# scallywags from 53 julian avenue s/shields 1963/64



## david freeman (Jan 26, 2006)

steve taylor sheffield studing PMG Radio certs at S/Shelds Tech. Became a marconi operator? joined NZ Shipping on the UK NZ runs. Are you about?


----------



## Ron Stringer (Mar 15, 2005)

Was no. 53 one of Linda Burns' establishments?


----------



## david freeman (Jan 26, 2006)

Ron Stringer said:


> Was no. 53 one of Linda Burns' establishments?


dear oh! Dear that brings back many a party situation? NO it was Ma Inkson, and MR, who had a daughter and a son: Another story for a damp afternoon? You dream of your parties at Linda's


----------



## Ron Stringer (Mar 15, 2005)

I just wondered because she had several houses, most around the no. 70 and I stayed at most of them when I did my 1st Class PMG and radar maintenance tickets there in 1964 and again when I came ashore in 1966. Very basic and a motley crew of customers but it all made for an interesting experience.

The parties were something else, as you indicate.


----------



## Loptap (May 2, 2016)

Ron Stringer said:


> Was no. 53 one of Linda Burns' establishments?


Hmmm!
Memories, memories!
I spent my formative years (MN-wise i.e. Sept 1964-Dec 1967) at No.68 - Mrs Sharp's (her name was Gladys - but we didn't call her that!).

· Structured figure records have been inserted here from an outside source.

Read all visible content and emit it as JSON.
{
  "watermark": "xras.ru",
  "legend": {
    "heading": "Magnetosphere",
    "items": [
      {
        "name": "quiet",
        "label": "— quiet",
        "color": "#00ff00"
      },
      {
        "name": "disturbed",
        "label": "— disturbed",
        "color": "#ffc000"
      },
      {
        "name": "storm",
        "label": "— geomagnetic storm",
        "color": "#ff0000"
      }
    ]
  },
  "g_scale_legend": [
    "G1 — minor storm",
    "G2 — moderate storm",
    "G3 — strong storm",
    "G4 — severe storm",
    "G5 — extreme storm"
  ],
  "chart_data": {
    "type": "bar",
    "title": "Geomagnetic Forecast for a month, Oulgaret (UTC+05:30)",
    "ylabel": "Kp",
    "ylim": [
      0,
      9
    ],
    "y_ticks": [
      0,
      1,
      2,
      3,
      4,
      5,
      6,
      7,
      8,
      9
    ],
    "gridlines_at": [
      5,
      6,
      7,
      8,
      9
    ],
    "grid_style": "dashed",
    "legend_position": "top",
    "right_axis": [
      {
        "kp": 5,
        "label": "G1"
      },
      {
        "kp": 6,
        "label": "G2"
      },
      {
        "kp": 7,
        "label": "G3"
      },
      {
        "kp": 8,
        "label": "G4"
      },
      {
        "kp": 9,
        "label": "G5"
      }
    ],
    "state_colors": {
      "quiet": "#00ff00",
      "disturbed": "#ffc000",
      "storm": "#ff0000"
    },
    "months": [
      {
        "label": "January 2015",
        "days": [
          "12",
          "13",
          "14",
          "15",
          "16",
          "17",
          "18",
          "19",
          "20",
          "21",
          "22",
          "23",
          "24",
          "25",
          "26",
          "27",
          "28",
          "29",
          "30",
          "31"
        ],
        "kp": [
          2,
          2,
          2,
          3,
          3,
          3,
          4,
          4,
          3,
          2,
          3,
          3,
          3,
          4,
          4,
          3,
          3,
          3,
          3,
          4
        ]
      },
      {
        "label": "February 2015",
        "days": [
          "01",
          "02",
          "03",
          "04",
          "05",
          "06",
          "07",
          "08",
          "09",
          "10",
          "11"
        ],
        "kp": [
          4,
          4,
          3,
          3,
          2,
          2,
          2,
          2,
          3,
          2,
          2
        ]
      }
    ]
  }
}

If I remember correctly it cost £4 (old money?) per week.

Sept 1964-Dec 1967 might seem like a long time to do a 2nd class PMG - but I was kinda lucky that SSMTC decided with my entry qualifications I should do an ONC in Electrical Engineering in parallel with the PMG - this was followed by starting an HNC in Electrical & Electronic Engineering - completing the first year in Dec 1967. I joined the Block Release ONC - so, in 'school terms' did ONC, PMG, PMG, ONC, PMG, PMG, HNC then completed the PMG and went to sea in January 1968 - going back to SSMTC to complete the HNC in Sept 1968.
Fellow residents at No.68 were Donald Hill (Engineer - Ellermans) Jonathan Seagrove (Engineer - RFA) and Laurence ??? (PMG) - IIRC, Laurence gave up in December 1964.
Don't remember many parties (does that mean I only went to good ones?) but I 'went home' most weekends and, most evenings could be found playing football on the Lawe Top.

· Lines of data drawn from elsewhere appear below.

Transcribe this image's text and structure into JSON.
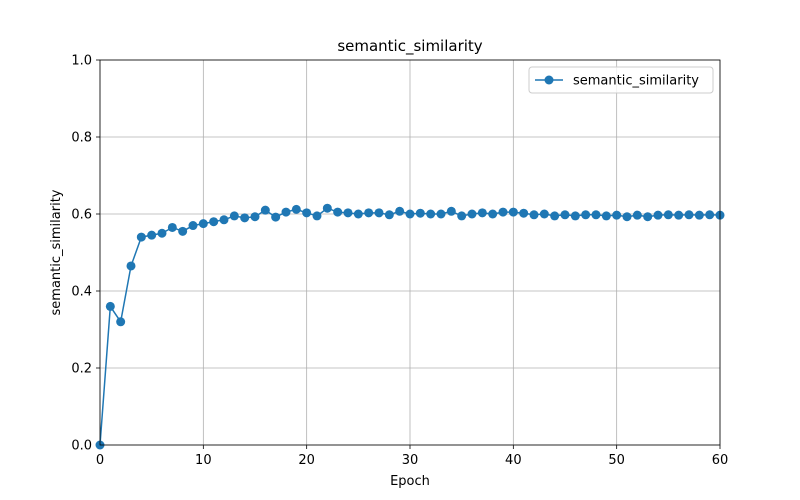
{
  "chart_data": {
    "type": "line",
    "title": "semantic_similarity",
    "xlabel": "Epoch",
    "ylabel": "semantic_similarity",
    "xlim": [
      0,
      60
    ],
    "ylim": [
      0.0,
      1.0
    ],
    "xticks": [
      "0",
      "10",
      "20",
      "30",
      "40",
      "50",
      "60"
    ],
    "yticks": [
      "0.0",
      "0.2",
      "0.4",
      "0.6",
      "0.8",
      "1.0"
    ],
    "grid": true,
    "legend_position": "top-right",
    "series": [
      {
        "name": "semantic_similarity",
        "color": "#1f77b4",
        "marker": "circle",
        "x": [
          0,
          1,
          2,
          3,
          4,
          5,
          6,
          7,
          8,
          9,
          10,
          11,
          12,
          13,
          14,
          15,
          16,
          17,
          18,
          19,
          20,
          21,
          22,
          23,
          24,
          25,
          26,
          27,
          28,
          29,
          30,
          31,
          32,
          33,
          34,
          35,
          36,
          37,
          38,
          39,
          40,
          41,
          42,
          43,
          44,
          45,
          46,
          47,
          48,
          49,
          50,
          51,
          52,
          53,
          54,
          55,
          56,
          57,
          58,
          59,
          60
        ],
        "y": [
          0.0,
          0.36,
          0.32,
          0.465,
          0.54,
          0.545,
          0.55,
          0.565,
          0.555,
          0.57,
          0.575,
          0.58,
          0.585,
          0.595,
          0.59,
          0.593,
          0.61,
          0.592,
          0.605,
          0.612,
          0.603,
          0.595,
          0.615,
          0.605,
          0.603,
          0.6,
          0.603,
          0.603,
          0.598,
          0.607,
          0.6,
          0.602,
          0.6,
          0.6,
          0.607,
          0.595,
          0.6,
          0.603,
          0.6,
          0.605,
          0.605,
          0.602,
          0.598,
          0.6,
          0.595,
          0.598,
          0.595,
          0.598,
          0.598,
          0.595,
          0.597,
          0.593,
          0.597,
          0.593,
          0.597,
          0.598,
          0.597,
          0.598,
          0.597,
          0.598,
          0.597
        ]
      }
    ]
  }
}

Do remember Vicky and Ginny though.

When we decided last year to house-hunt in South Shields we stayed quite coincidently in the Britannia Guest House - which is actually 54/56 Julian Avenue


----------



## Loptap (May 2, 2016)

Loptap said:


> Hmmm!
> Memories, memories!
> I spent my formative years (MN-wise i.e. Sept 1964-Dec 1967) at No.68


Just realised, my PMG certificate is dated 1 Mar 1967 - so my last PMG term was actually "PMG 1st Class (Failed)" - that's what happens when women start interfering in your life!


----------



## Ron Stringer (Mar 15, 2005)

Sorry I didn't make myself clear.

I came ashore on study leave and did my 1st Class PMG and radar ticket in the summer of '64. I stayed at Linda's, sharing a room firstly with a Blue Star 2nd mate called Michael Holland for a while, then with another MIMCo R/O called Peter Sarginson. After the radar exams I went back to sea. 

Was offered a job ashore with MIMCo in '66 and was sent to work at their South Shields base (down the Mill Dam). At the same time another MIMCo R/O, Norman Watchorn, was also taken ashore and posted to South Shields so he and I shared a room at Linda's from about June to December. 

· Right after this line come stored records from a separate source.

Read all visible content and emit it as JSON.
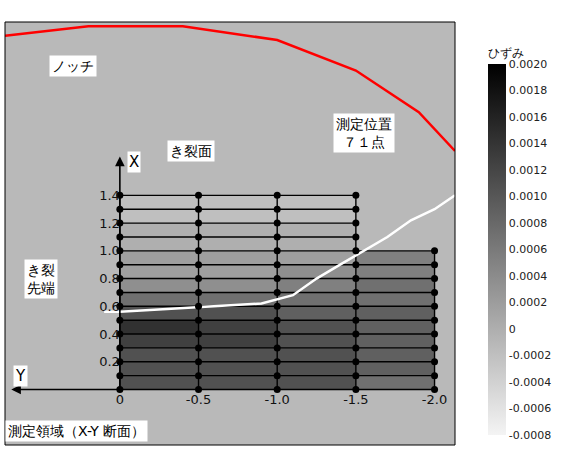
{
  "chart_data": {
    "type": "heatmap",
    "xlabel": "Y",
    "ylabel": "X",
    "xlim": [
      0.73,
      -2.13
    ],
    "ylim": [
      -0.4,
      2.65
    ],
    "xticks": [
      0,
      -0.5,
      {
        "value": -1,
        "label": "-1.0"
      },
      -1.5,
      {
        "value": -2,
        "label": "-2.0"
      }
    ],
    "yticks": [
      0.2,
      0.4,
      0.6,
      0.8,
      {
        "value": 1,
        "label": "1.0"
      },
      1.2,
      1.4
    ],
    "grid": false,
    "annotations": [
      "ノッチ",
      "き裂面",
      [
        "測定位置",
        "７１点"
      ],
      [
        "き裂",
        "先端"
      ],
      "測定領域（X-Y 断面）"
    ],
    "strain": {
      "x_edges": [
        0,
        -0.5,
        -1.0,
        -1.5,
        -2.0
      ],
      "y_edges": [
        0,
        0.1,
        0.2,
        0.3,
        0.4,
        0.5,
        0.6,
        0.7,
        0.8,
        0.9,
        1.0,
        1.1,
        1.2,
        1.3,
        1.4
      ],
      "z": [
        [
          0.0012,
          0.0012,
          0.0012,
          0.0008
        ],
        [
          0.0012,
          0.0012,
          0.0012,
          0.001
        ],
        [
          0.0012,
          0.0012,
          0.0012,
          0.001
        ],
        [
          0.0014,
          0.0014,
          0.0012,
          0.001
        ],
        [
          0.0016,
          0.0014,
          0.0012,
          0.001
        ],
        [
          0.0012,
          0.0012,
          0.001,
          0.001
        ],
        [
          0.0008,
          0.0008,
          0.0008,
          0.0008
        ],
        [
          0.0004,
          0.0004,
          0.0006,
          0.0008
        ],
        [
          0.0002,
          0.0002,
          0.0004,
          0.0006
        ],
        [
          0.0002,
          0.0002,
          0.0002,
          0.0006
        ],
        [
          0,
          0,
          0,
          null
        ],
        [
          0,
          0,
          0,
          null
        ],
        [
          -0.0002,
          -0.0002,
          -0.0002,
          null
        ],
        [
          -0.0002,
          -0.0002,
          -0.0002,
          null
        ]
      ]
    },
    "colorbar": {
      "title": "ひずみ",
      "range": [
        -0.0008,
        0.002
      ],
      "ticks": [
        {
          "value": 0.002,
          "label": "0.0020"
        },
        0.0018,
        0.0016,
        0.0014,
        0.0012,
        {
          "value": 0.001,
          "label": "0.0010"
        },
        0.0008,
        0.0006,
        0.0004,
        0.0002,
        0,
        -0.0002,
        -0.0004,
        -0.0006,
        -0.0008
      ]
    },
    "points": {
      "x": [
        0,
        0,
        0,
        0,
        0,
        0,
        0,
        0,
        0,
        0,
        0,
        0,
        0,
        0,
        0,
        -0.5,
        -0.5,
        -0.5,
        -0.5,
        -0.5,
        -0.5,
        -0.5,
        -0.5,
        -0.5,
        -0.5,
        -0.5,
        -0.5,
        -0.5,
        -0.5,
        -0.5,
        -1.0,
        -1.0,
        -1.0,
        -1.0,
        -1.0,
        -1.0,
        -1.0,
        -1.0,
        -1.0,
        -1.0,
        -1.0,
        -1.0,
        -1.0,
        -1.0,
        -1.0,
        -1.5,
        -1.5,
        -1.5,
        -1.5,
        -1.5,
        -1.5,
        -1.5,
        -1.5,
        -1.5,
        -1.5,
        -1.5,
        -1.5,
        -1.5,
        -1.5,
        -1.5,
        -2.0,
        -2.0,
        -2.0,
        -2.0,
        -2.0,
        -2.0,
        -2.0,
        -2.0,
        -2.0,
        -2.0,
        -2.0
      ],
      "y": [
        0,
        0.1,
        0.2,
        0.3,
        0.4,
        0.5,
        0.6,
        0.7,
        0.8,
        0.9,
        1.0,
        1.1,
        1.2,
        1.3,
        1.4,
        0,
        0.1,
        0.2,
        0.3,
        0.4,
        0.5,
        0.6,
        0.7,
        0.8,
        0.9,
        1.0,
        1.1,
        1.2,
        1.3,
        1.4,
        0,
        0.1,
        0.2,
        0.3,
        0.4,
        0.5,
        0.6,
        0.7,
        0.8,
        0.9,
        1.0,
        1.1,
        1.2,
        1.3,
        1.4,
        0,
        0.1,
        0.2,
        0.3,
        0.4,
        0.5,
        0.6,
        0.7,
        0.8,
        0.9,
        1.0,
        1.1,
        1.2,
        1.3,
        1.4,
        0,
        0.1,
        0.2,
        0.3,
        0.4,
        0.5,
        0.6,
        0.7,
        0.8,
        0.9,
        1.0
      ],
      "color": "#000000"
    },
    "notch_outline": {
      "x": [
        0.73,
        0.2,
        -0.4,
        -1.0,
        -1.5,
        -1.9,
        -2.13
      ],
      "y": [
        2.55,
        2.62,
        2.62,
        2.52,
        2.3,
        2.0,
        1.72
      ],
      "color": "#ff0000"
    },
    "crack_front": {
      "x": [
        0.1,
        0,
        -0.3,
        -0.6,
        -0.9,
        -1.1,
        -1.25,
        -1.4,
        -1.55,
        -1.7,
        -1.85,
        -2.0,
        -2.13
      ],
      "y": [
        0.56,
        0.56,
        0.58,
        0.6,
        0.62,
        0.68,
        0.8,
        0.9,
        1.0,
        1.1,
        1.22,
        1.3,
        1.4
      ],
      "color": "#ffffff"
    }
  }
}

In January '67 I got married and moved into a flat in Gateshead with my wife, before being transferred to Chelmsford in May of that year.

Peter Sarginson eventually came ashore and worked as a technician at MIMCo's Felixstowe base before transferring to Chelmsford to work in the Installation Planning department. Odd coincidences in life.


----------



## Loptap (May 2, 2016)

Ron Stringer said:


> Sorry I didn't make myself clear.


No Ron - you were perfectly clear - QRK 5...

...I just got caught up in the reference to Julian Avenue - a very important part of my early life!

Thank you for the memory jogger!


----------



## gordonarfur (May 27, 2018)

Something wrong here, NZS and Federal R/O,s were direct employ not marconi wallahs, I spent 3 years with NZS never heard of this bloke.


----------